Hannah Connell

I am undertaking an AHRC Studentship in History at King’s College London, in collaboration with the British Library, UK. My research focuses on studying migration and diaspora through Russian language publishing. My thesis title is ›Sovremennye zapiski in the World of Russian-language Émigré Periodicals in Paris, 1920-1940‹. As a Collaborative Doctoral Partnership student I have also curated a UK Web Archive special collection, ›Russian in the UK‹, a resource collecting websites relating to the Russian speaking diaspora in the UK.

My Research

Sovremennye zapiski (Contemporary Notes) was an iconic Russian language literary and socio-political journal of the interwar Russian émigré community in Paris. This journal was published quarterly between 1920 and 1940 in 70 issues, each comprising over 400 pages. The ›thick journal‹ format of this periodical preserved a significant Russian print tradition of civic engagement among Russian refugees and immigrants in Europe. This journal provided a forum in which new and established writers published work which reflected both the heritage of Russian revolutionary politics and the search for new and meaningful interpretations of Russian history and culture abroad in the post-war period. 

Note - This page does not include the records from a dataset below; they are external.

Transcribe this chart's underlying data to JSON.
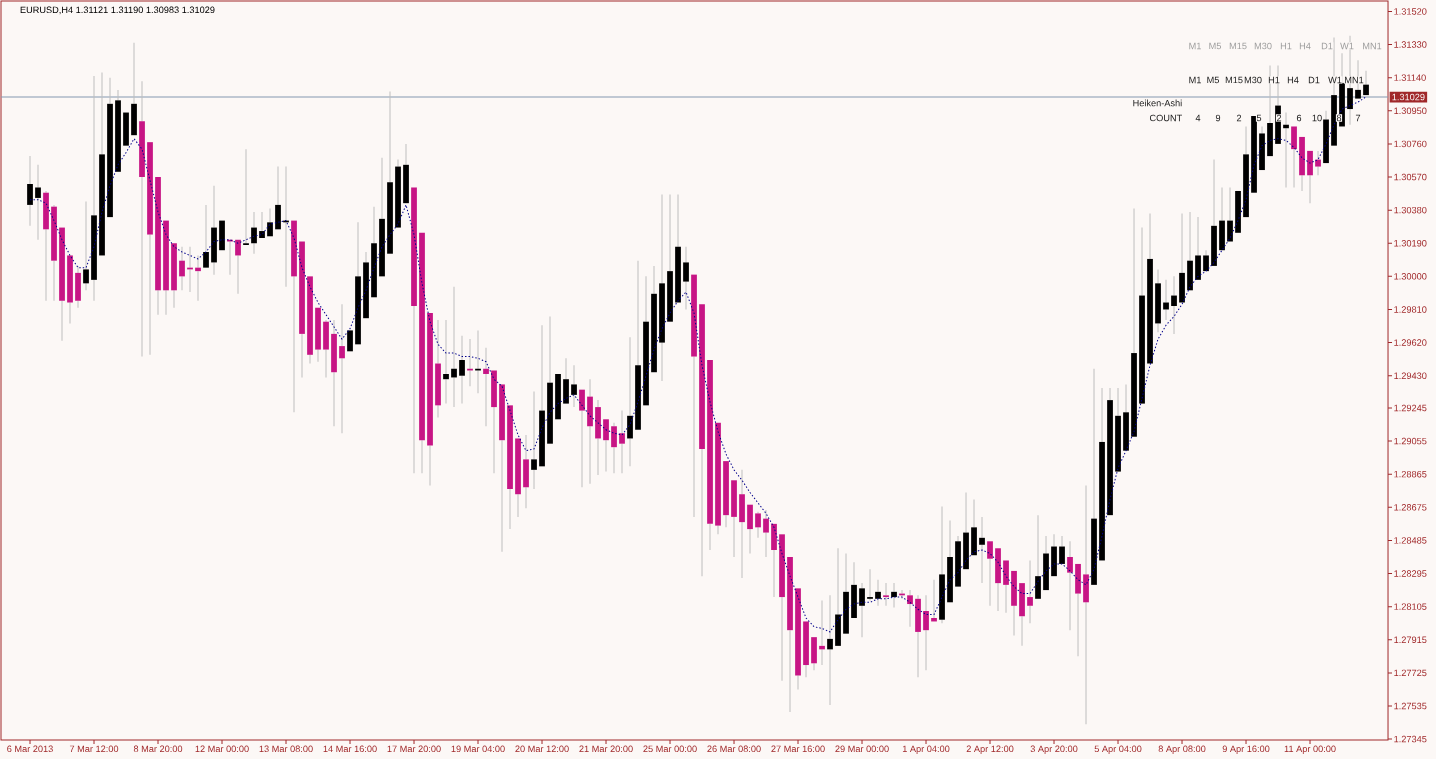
{
  "chart_data": {
    "type": "candlestick",
    "title": "EURUSD,H4 1.31121 1.31190 1.30983 1.31029",
    "categories": [
      "6 Mar 2013",
      null,
      null,
      null,
      null,
      null,
      null,
      null,
      "7 Mar 12:00",
      null,
      null,
      null,
      null,
      null,
      null,
      null,
      "8 Mar 20:00",
      null,
      null,
      null,
      null,
      null,
      null,
      null,
      "12 Mar 00:00",
      null,
      null,
      null,
      null,
      null,
      null,
      null,
      "13 Mar 08:00",
      null,
      null,
      null,
      null,
      null,
      null,
      null,
      "14 Mar 16:00",
      null,
      null,
      null,
      null,
      null,
      null,
      null,
      "17 Mar 20:00",
      null,
      null,
      null,
      null,
      null,
      null,
      null,
      "19 Mar 04:00",
      null,
      null,
      null,
      null,
      null,
      null,
      null,
      "20 Mar 12:00",
      null,
      null,
      null,
      null,
      null,
      null,
      null,
      "21 Mar 20:00",
      null,
      null,
      null,
      null,
      null,
      null,
      null,
      "25 Mar 00:00",
      null,
      null,
      null,
      null,
      null,
      null,
      null,
      "26 Mar 08:00",
      null,
      null,
      null,
      null,
      null,
      null,
      null,
      "27 Mar 16:00",
      null,
      null,
      null,
      null,
      null,
      null,
      null,
      "29 Mar 00:00",
      null,
      null,
      null,
      null,
      null,
      null,
      null,
      "1 Apr 04:00",
      null,
      null,
      null,
      null,
      null,
      null,
      null,
      "2 Apr 12:00",
      null,
      null,
      null,
      null,
      null,
      null,
      null,
      "3 Apr 20:00",
      null,
      null,
      null,
      null,
      null,
      null,
      null,
      "5 Apr 04:00",
      null,
      null,
      null,
      null,
      null,
      null,
      null,
      "8 Apr 08:00",
      null,
      null,
      null,
      null,
      null,
      null,
      null,
      "9 Apr 16:00",
      null,
      null,
      null,
      null,
      null,
      null,
      null,
      "11 Apr 00:00",
      null,
      null,
      null,
      null,
      null,
      null,
      null
    ],
    "ohlc": [
      [
        1.3041,
        1.3069,
        1.3029,
        1.3053
      ],
      [
        1.3045,
        1.3064,
        1.3021,
        1.3051
      ],
      [
        1.3048,
        1.3049,
        1.2986,
        1.3027
      ],
      [
        1.304,
        1.3041,
        1.2986,
        1.3009
      ],
      [
        1.3028,
        1.3028,
        1.2963,
        1.2986
      ],
      [
        1.3012,
        1.3012,
        1.2973,
        1.2985
      ],
      [
        1.3002,
        1.3006,
        1.2982,
        1.2986
      ],
      [
        1.2996,
        1.3043,
        1.2992,
        1.3004
      ],
      [
        1.2998,
        1.3115,
        1.2986,
        1.3035
      ],
      [
        1.3012,
        1.3117,
        1.3012,
        1.307
      ],
      [
        1.3034,
        1.3114,
        1.3034,
        1.3099
      ],
      [
        1.306,
        1.3107,
        1.306,
        1.3101
      ],
      [
        1.3075,
        1.3094,
        1.3075,
        1.3094
      ],
      [
        1.3081,
        1.3134,
        1.3081,
        1.3099
      ],
      [
        1.3089,
        1.3112,
        1.2954,
        1.3057
      ],
      [
        1.3077,
        1.3077,
        1.2955,
        1.3024
      ],
      [
        1.3057,
        1.3057,
        1.2978,
        1.2992
      ],
      [
        1.3032,
        1.3032,
        1.2978,
        1.2992
      ],
      [
        1.3019,
        1.3019,
        1.2982,
        1.2992
      ],
      [
        1.3009,
        1.3017,
        1.2992,
        1.3
      ],
      [
        1.3005,
        1.3017,
        1.2991,
        1.3004
      ],
      [
        1.3005,
        1.3012,
        1.2986,
        1.3003
      ],
      [
        1.3005,
        1.3041,
        1.3005,
        1.3014
      ],
      [
        1.3008,
        1.3052,
        1.3001,
        1.3028
      ],
      [
        1.3015,
        1.3032,
        1.3015,
        1.3032
      ],
      [
        1.3021,
        1.3021,
        1.3001,
        1.302
      ],
      [
        1.3021,
        1.3021,
        1.299,
        1.3012
      ],
      [
        1.3018,
        1.3073,
        1.3018,
        1.3019
      ],
      [
        1.3019,
        1.3037,
        1.3013,
        1.3028
      ],
      [
        1.3022,
        1.3037,
        1.3022,
        1.3026
      ],
      [
        1.3023,
        1.3039,
        1.3023,
        1.3031
      ],
      [
        1.3027,
        1.3063,
        1.3027,
        1.3041
      ],
      [
        1.3031,
        1.3063,
        1.2994,
        1.3032
      ],
      [
        1.3032,
        1.3032,
        1.2922,
        1.3
      ],
      [
        1.302,
        1.302,
        1.2942,
        1.2967
      ],
      [
        1.3,
        1.3,
        1.295,
        1.2955
      ],
      [
        1.2982,
        1.2982,
        1.2951,
        1.2958
      ],
      [
        1.2974,
        1.2975,
        1.2942,
        1.2958
      ],
      [
        1.2967,
        1.2975,
        1.2914,
        1.2945
      ],
      [
        1.296,
        1.2984,
        1.291,
        1.2953
      ],
      [
        1.2957,
        1.2969,
        1.2957,
        1.2969
      ],
      [
        1.2961,
        1.3031,
        1.2961,
        1.3
      ],
      [
        1.2976,
        1.3014,
        1.2976,
        1.3008
      ],
      [
        1.2988,
        1.304,
        1.2988,
        1.3019
      ],
      [
        1.3,
        1.3068,
        1.3,
        1.3033
      ],
      [
        1.3013,
        1.3106,
        1.3013,
        1.3054
      ],
      [
        1.3028,
        1.3067,
        1.3028,
        1.3063
      ],
      [
        1.3042,
        1.3076,
        1.3042,
        1.3064
      ],
      [
        1.3051,
        1.3051,
        1.2887,
        1.2983
      ],
      [
        1.3025,
        1.3025,
        1.2887,
        1.2906
      ],
      [
        1.2979,
        1.2979,
        1.288,
        1.2903
      ],
      [
        1.295,
        1.2975,
        1.2919,
        1.2926
      ],
      [
        1.2941,
        1.2975,
        1.2927,
        1.2944
      ],
      [
        1.2942,
        1.2994,
        1.2925,
        1.2947
      ],
      [
        1.2943,
        1.2966,
        1.2927,
        1.2952
      ],
      [
        1.2947,
        1.2964,
        1.2937,
        1.2946
      ],
      [
        1.2946,
        1.2969,
        1.2933,
        1.2947
      ],
      [
        1.2947,
        1.2959,
        1.2914,
        1.2944
      ],
      [
        1.2946,
        1.2946,
        1.2887,
        1.2925
      ],
      [
        1.2938,
        1.2938,
        1.2842,
        1.2906
      ],
      [
        1.2926,
        1.2926,
        1.2855,
        1.2878
      ],
      [
        1.2907,
        1.2907,
        1.2862,
        1.2875
      ],
      [
        1.2895,
        1.2909,
        1.2867,
        1.2879
      ],
      [
        1.2889,
        1.2934,
        1.2878,
        1.2895
      ],
      [
        1.2891,
        1.2972,
        1.2891,
        1.2923
      ],
      [
        1.2904,
        1.2977,
        1.2904,
        1.2939
      ],
      [
        1.2918,
        1.2944,
        1.2918,
        1.2944
      ],
      [
        1.2927,
        1.2953,
        1.2927,
        1.2941
      ],
      [
        1.2932,
        1.2949,
        1.2925,
        1.2938
      ],
      [
        1.2935,
        1.2935,
        1.2879,
        1.2923
      ],
      [
        1.2931,
        1.2941,
        1.2881,
        1.2914
      ],
      [
        1.2925,
        1.2929,
        1.2886,
        1.2907
      ],
      [
        1.2918,
        1.2918,
        1.2888,
        1.2906
      ],
      [
        1.2914,
        1.2916,
        1.2887,
        1.2902
      ],
      [
        1.291,
        1.2923,
        1.2887,
        1.2904
      ],
      [
        1.2907,
        1.2965,
        1.2891,
        1.292
      ],
      [
        1.2912,
        1.3009,
        1.2912,
        1.2949
      ],
      [
        1.2926,
        1.3,
        1.2926,
        1.2974
      ],
      [
        1.2945,
        1.3006,
        1.2945,
        1.299
      ],
      [
        1.2962,
        1.3047,
        1.294,
        1.2996
      ],
      [
        1.2974,
        1.3047,
        1.2974,
        1.3003
      ],
      [
        1.2985,
        1.3047,
        1.2985,
        1.3017
      ],
      [
        1.2997,
        1.3017,
        1.2981,
        1.3008
      ],
      [
        1.3001,
        1.3001,
        1.2862,
        1.2954
      ],
      [
        1.2984,
        1.2984,
        1.2828,
        1.2901
      ],
      [
        1.2952,
        1.2952,
        1.2843,
        1.2858
      ],
      [
        1.2916,
        1.2916,
        1.2852,
        1.2857
      ],
      [
        1.2894,
        1.2894,
        1.2856,
        1.2863
      ],
      [
        1.2883,
        1.2883,
        1.2839,
        1.2862
      ],
      [
        1.2875,
        1.2889,
        1.2827,
        1.2859
      ],
      [
        1.2869,
        1.2869,
        1.2841,
        1.2855
      ],
      [
        1.2864,
        1.2865,
        1.285,
        1.2856
      ],
      [
        1.2861,
        1.2866,
        1.2839,
        1.2853
      ],
      [
        1.2858,
        1.2858,
        1.2816,
        1.2843
      ],
      [
        1.2852,
        1.2852,
        1.2768,
        1.2816
      ],
      [
        1.2839,
        1.2839,
        1.275,
        1.2797
      ],
      [
        1.2821,
        1.2821,
        1.2763,
        1.2771
      ],
      [
        1.2802,
        1.2802,
        1.277,
        1.2777
      ],
      [
        1.2793,
        1.2793,
        1.2774,
        1.2778
      ],
      [
        1.2788,
        1.2814,
        1.2777,
        1.2786
      ],
      [
        1.2786,
        1.2817,
        1.2754,
        1.2792
      ],
      [
        1.2788,
        1.2844,
        1.2788,
        1.2806
      ],
      [
        1.2795,
        1.2841,
        1.2795,
        1.2819
      ],
      [
        1.2804,
        1.2836,
        1.2804,
        1.2823
      ],
      [
        1.2811,
        1.2824,
        1.2793,
        1.2821
      ],
      [
        1.2815,
        1.2832,
        1.2814,
        1.2816
      ],
      [
        1.2815,
        1.2826,
        1.2811,
        1.2819
      ],
      [
        1.2817,
        1.2824,
        1.2811,
        1.2816
      ],
      [
        1.2816,
        1.2824,
        1.281,
        1.2819
      ],
      [
        1.2818,
        1.282,
        1.2815,
        1.2817
      ],
      [
        1.2817,
        1.282,
        1.2799,
        1.2812
      ],
      [
        1.2815,
        1.2817,
        1.277,
        1.2796
      ],
      [
        1.2808,
        1.2817,
        1.2774,
        1.2797
      ],
      [
        1.2804,
        1.2826,
        1.2802,
        1.2802
      ],
      [
        1.2803,
        1.2868,
        1.2801,
        1.2829
      ],
      [
        1.2813,
        1.286,
        1.2813,
        1.2839
      ],
      [
        1.2822,
        1.2851,
        1.2822,
        1.2848
      ],
      [
        1.2832,
        1.2876,
        1.2832,
        1.2853
      ],
      [
        1.284,
        1.2872,
        1.284,
        1.2856
      ],
      [
        1.2846,
        1.2862,
        1.2824,
        1.285
      ],
      [
        1.2848,
        1.2848,
        1.2811,
        1.2838
      ],
      [
        1.2844,
        1.2844,
        1.2808,
        1.2824
      ],
      [
        1.2837,
        1.2837,
        1.2807,
        1.2823
      ],
      [
        1.2831,
        1.2831,
        1.2794,
        1.2811
      ],
      [
        1.2824,
        1.2824,
        1.2788,
        1.2805
      ],
      [
        1.2816,
        1.2837,
        1.2801,
        1.2811
      ],
      [
        1.2815,
        1.2863,
        1.2815,
        1.2828
      ],
      [
        1.282,
        1.2851,
        1.282,
        1.2841
      ],
      [
        1.2828,
        1.2852,
        1.2828,
        1.2845
      ],
      [
        1.2835,
        1.2851,
        1.2835,
        1.2845
      ],
      [
        1.2839,
        1.2848,
        1.2797,
        1.283
      ],
      [
        1.2835,
        1.2835,
        1.2782,
        1.2818
      ],
      [
        1.2829,
        1.288,
        1.2743,
        1.2813
      ],
      [
        1.2823,
        1.2947,
        1.2823,
        1.2861
      ],
      [
        1.2837,
        1.2936,
        1.2837,
        1.2905
      ],
      [
        1.2863,
        1.2936,
        1.2863,
        1.2929
      ],
      [
        1.2888,
        1.2936,
        1.2888,
        1.292
      ],
      [
        1.29,
        1.2938,
        1.29,
        1.2922
      ],
      [
        1.2908,
        1.3039,
        1.2908,
        1.2956
      ],
      [
        1.2927,
        1.3028,
        1.2927,
        1.2989
      ],
      [
        1.295,
        1.3036,
        1.295,
        1.301
      ],
      [
        1.2973,
        1.3004,
        1.2968,
        1.2996
      ],
      [
        1.2981,
        1.2998,
        1.2975,
        1.2985
      ],
      [
        1.2983,
        1.3,
        1.2967,
        1.2989
      ],
      [
        1.2985,
        1.3036,
        1.2985,
        1.3002
      ],
      [
        1.2992,
        1.3037,
        1.2992,
        1.3009
      ],
      [
        1.2998,
        1.3034,
        1.2998,
        1.3012
      ],
      [
        1.3003,
        1.3015,
        1.3003,
        1.3012
      ],
      [
        1.3006,
        1.3067,
        1.3006,
        1.3029
      ],
      [
        1.3015,
        1.3051,
        1.3015,
        1.3032
      ],
      [
        1.302,
        1.3051,
        1.302,
        1.3032
      ],
      [
        1.3025,
        1.3049,
        1.3025,
        1.3049
      ],
      [
        1.3034,
        1.3086,
        1.3034,
        1.307
      ],
      [
        1.3048,
        1.3092,
        1.3048,
        1.3092
      ],
      [
        1.3061,
        1.3086,
        1.3061,
        1.3082
      ],
      [
        1.3069,
        1.3121,
        1.3069,
        1.3088
      ],
      [
        1.3076,
        1.3121,
        1.3076,
        1.3098
      ],
      [
        1.3085,
        1.3094,
        1.3051,
        1.3087
      ],
      [
        1.3086,
        1.3086,
        1.3051,
        1.3073
      ],
      [
        1.308,
        1.308,
        1.3049,
        1.3058
      ],
      [
        1.3072,
        1.3072,
        1.3042,
        1.3058
      ],
      [
        1.3067,
        1.3072,
        1.3058,
        1.3063
      ],
      [
        1.3065,
        1.3095,
        1.3065,
        1.309
      ],
      [
        1.3075,
        1.3137,
        1.3075,
        1.3104
      ],
      [
        1.3086,
        1.3128,
        1.3086,
        1.3111
      ],
      [
        1.3096,
        1.3138,
        1.3087,
        1.3108
      ],
      [
        1.3102,
        1.3124,
        1.3102,
        1.3107
      ],
      [
        1.3104,
        1.3118,
        1.3104,
        1.311
      ]
    ],
    "colors": [
      "#000000",
      "#000000",
      "#c71585",
      "#c71585",
      "#c71585",
      "#c71585",
      "#c71585",
      "#000000",
      "#000000",
      "#000000",
      "#000000",
      "#000000",
      "#000000",
      "#000000",
      "#c71585",
      "#c71585",
      "#c71585",
      "#c71585",
      "#c71585",
      "#c71585",
      "#c71585",
      "#c71585",
      "#000000",
      "#000000",
      "#000000",
      "#c71585",
      "#c71585",
      "#000000",
      "#000000",
      "#000000",
      "#000000",
      "#000000",
      "#000000",
      "#c71585",
      "#c71585",
      "#c71585",
      "#c71585",
      "#c71585",
      "#c71585",
      "#c71585",
      "#000000",
      "#000000",
      "#000000",
      "#000000",
      "#000000",
      "#000000",
      "#000000",
      "#000000",
      "#c71585",
      "#c71585",
      "#c71585",
      "#c71585",
      "#000000",
      "#000000",
      "#000000",
      "#c71585",
      "#000000",
      "#c71585",
      "#c71585",
      "#c71585",
      "#c71585",
      "#c71585",
      "#c71585",
      "#000000",
      "#000000",
      "#000000",
      "#000000",
      "#000000",
      "#000000",
      "#c71585",
      "#c71585",
      "#c71585",
      "#c71585",
      "#c71585",
      "#c71585",
      "#000000",
      "#000000",
      "#000000",
      "#000000",
      "#000000",
      "#000000",
      "#000000",
      "#000000",
      "#c71585",
      "#c71585",
      "#c71585",
      "#c71585",
      "#c71585",
      "#c71585",
      "#c71585",
      "#c71585",
      "#c71585",
      "#c71585",
      "#c71585",
      "#c71585",
      "#c71585",
      "#c71585",
      "#c71585",
      "#c71585",
      "#c71585",
      "#000000",
      "#000000",
      "#000000",
      "#000000",
      "#000000",
      "#000000",
      "#000000",
      "#c71585",
      "#000000",
      "#c71585",
      "#c71585",
      "#c71585",
      "#c71585",
      "#c71585",
      "#000000",
      "#000000",
      "#000000",
      "#000000",
      "#000000",
      "#000000",
      "#c71585",
      "#c71585",
      "#c71585",
      "#c71585",
      "#c71585",
      "#c71585",
      "#000000",
      "#000000",
      "#000000",
      "#000000",
      "#c71585",
      "#c71585",
      "#c71585",
      "#000000",
      "#000000",
      "#000000",
      "#000000",
      "#000000",
      "#000000",
      "#000000",
      "#000000",
      "#000000",
      "#000000",
      "#000000",
      "#000000",
      "#000000",
      "#000000",
      "#000000",
      "#000000",
      "#000000",
      "#000000",
      "#000000",
      "#000000",
      "#000000",
      "#000000",
      "#000000",
      "#000000",
      "#000000",
      "#c71585",
      "#c71585",
      "#c71585",
      "#c71585",
      "#000000",
      "#000000",
      "#000000",
      "#000000",
      "#000000",
      "#000000"
    ],
    "series": [
      {
        "type": "line",
        "color": "#00008b",
        "line_style": "dotted",
        "values": [
          1.3044,
          1.3044,
          1.3042,
          1.3032,
          1.3021,
          1.3012,
          1.3005,
          1.3005,
          1.3017,
          1.3037,
          1.3052,
          1.3064,
          1.3071,
          1.3079,
          1.3073,
          1.3055,
          1.3037,
          1.3024,
          1.3017,
          1.3014,
          1.3012,
          1.301,
          1.3014,
          1.302,
          1.3021,
          1.3021,
          1.3019,
          1.3021,
          1.3023,
          1.3024,
          1.303,
          1.3031,
          1.3032,
          1.3022,
          1.3005,
          1.2994,
          1.2985,
          1.2978,
          1.2971,
          1.2964,
          1.297,
          1.2982,
          1.2992,
          1.3005,
          1.3017,
          1.3024,
          1.303,
          1.3041,
          1.3024,
          1.2996,
          1.2974,
          1.2961,
          1.2956,
          1.2956,
          1.2954,
          1.2954,
          1.2953,
          1.2951,
          1.2941,
          1.2937,
          1.2923,
          1.2909,
          1.29,
          1.2901,
          1.2913,
          1.2922,
          1.2927,
          1.293,
          1.2932,
          1.2926,
          1.292,
          1.2916,
          1.2912,
          1.291,
          1.2909,
          1.2915,
          1.2928,
          1.2943,
          1.2958,
          1.297,
          1.2979,
          1.2986,
          1.2991,
          1.2979,
          1.2949,
          1.2928,
          1.2911,
          1.2898,
          1.2889,
          1.2883,
          1.2876,
          1.287,
          1.2864,
          1.2856,
          1.2841,
          1.2828,
          1.2816,
          1.2804,
          1.2799,
          1.2798,
          1.2796,
          1.2803,
          1.2809,
          1.2812,
          1.2813,
          1.2813,
          1.2815,
          1.2815,
          1.2816,
          1.2816,
          1.2813,
          1.2809,
          1.2806,
          1.2806,
          1.2816,
          1.2826,
          1.283,
          1.2837,
          1.2842,
          1.2843,
          1.2841,
          1.2836,
          1.2828,
          1.2822,
          1.2818,
          1.2818,
          1.2825,
          1.2831,
          1.2835,
          1.2835,
          1.2831,
          1.2826,
          1.2823,
          1.2832,
          1.2851,
          1.2872,
          1.289,
          1.29,
          1.2911,
          1.293,
          1.2949,
          1.2964,
          1.2972,
          1.2977,
          1.2984,
          1.2994,
          1.3,
          1.3003,
          1.3008,
          1.3015,
          1.3022,
          1.3032,
          1.3044,
          1.3064,
          1.3075,
          1.3078,
          1.3079,
          1.3078,
          1.3074,
          1.3068,
          1.3065,
          1.3067,
          1.3076,
          1.3087,
          1.3096,
          1.3098,
          1.31,
          1.3103
        ]
      }
    ],
    "ylim": [
      1.2734,
      1.3158
    ],
    "yticks": [
      {
        "value": 1.3152,
        "label": "1.31520"
      },
      {
        "value": 1.3133,
        "label": "1.31330"
      },
      {
        "value": 1.3114,
        "label": "1.31140"
      },
      {
        "value": 1.3095,
        "label": "1.30950"
      },
      {
        "value": 1.3076,
        "label": "1.30760"
      },
      {
        "value": 1.3057,
        "label": "1.30570"
      },
      {
        "value": 1.3038,
        "label": "1.30380"
      },
      {
        "value": 1.3019,
        "label": "1.30190"
      },
      {
        "value": 1.3,
        "label": "1.30000"
      },
      {
        "value": 1.2981,
        "label": "1.29810"
      },
      {
        "value": 1.2962,
        "label": "1.29620"
      },
      {
        "value": 1.2943,
        "label": "1.29430"
      },
      1.29245,
      1.29055,
      1.28865,
      1.28675,
      1.28485,
      1.28295,
      1.28105,
      1.27915,
      1.27725,
      1.27535,
      1.27345
    ],
    "ref_lines": [
      {
        "axis": "y",
        "value": 1.31029,
        "label": "1.31029",
        "color": "#8497b0"
      }
    ],
    "annotations": [
      "M1",
      "M5",
      "M15",
      "M30",
      "H1",
      "H4",
      "D1",
      "W1",
      "MN1",
      "M1",
      "M5",
      "M15",
      "M30",
      "H1",
      "H4",
      "D1",
      "W1",
      "MN1",
      "Heiken-Ashi",
      "COUNT",
      "4",
      "9",
      "2",
      "5",
      "2",
      "6",
      "10",
      "8",
      "7"
    ]
  }
}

»An absolute monarchy in editing is better than a constitutional democracy«: Editing Sovremennye zapiski, 1920–1940

Sovremennye zapiski (Contemporary Notes), was operated by a collaborative editorial team which sought to manage the journal in accordance with their democratic beliefs. The shared responsibility and assumption of key editorial roles by different editors in the journal’s founding years ensured the journal’s wide appeal and early success. In its early years, Sovremennye zapiski provided a model for success to a burgeoning émigré periodical market, however, by the late 1930s its editors were forced to turn to rival publications for pathways to resolving a longstanding crisis of content and readership. This poster argues that while its editorial team model provided the conditions of the journal’s regular appearance and stability over the interwar period, it also inhibited the journal’s capacity to adapt to the turbulent social and economic changes of the interwar period, such as modernizing its format and production and re-negotiating its relationship to its contributors and readers, by inducing ›paralysis‹ within the editorial board when faced with controversial and risky decisions.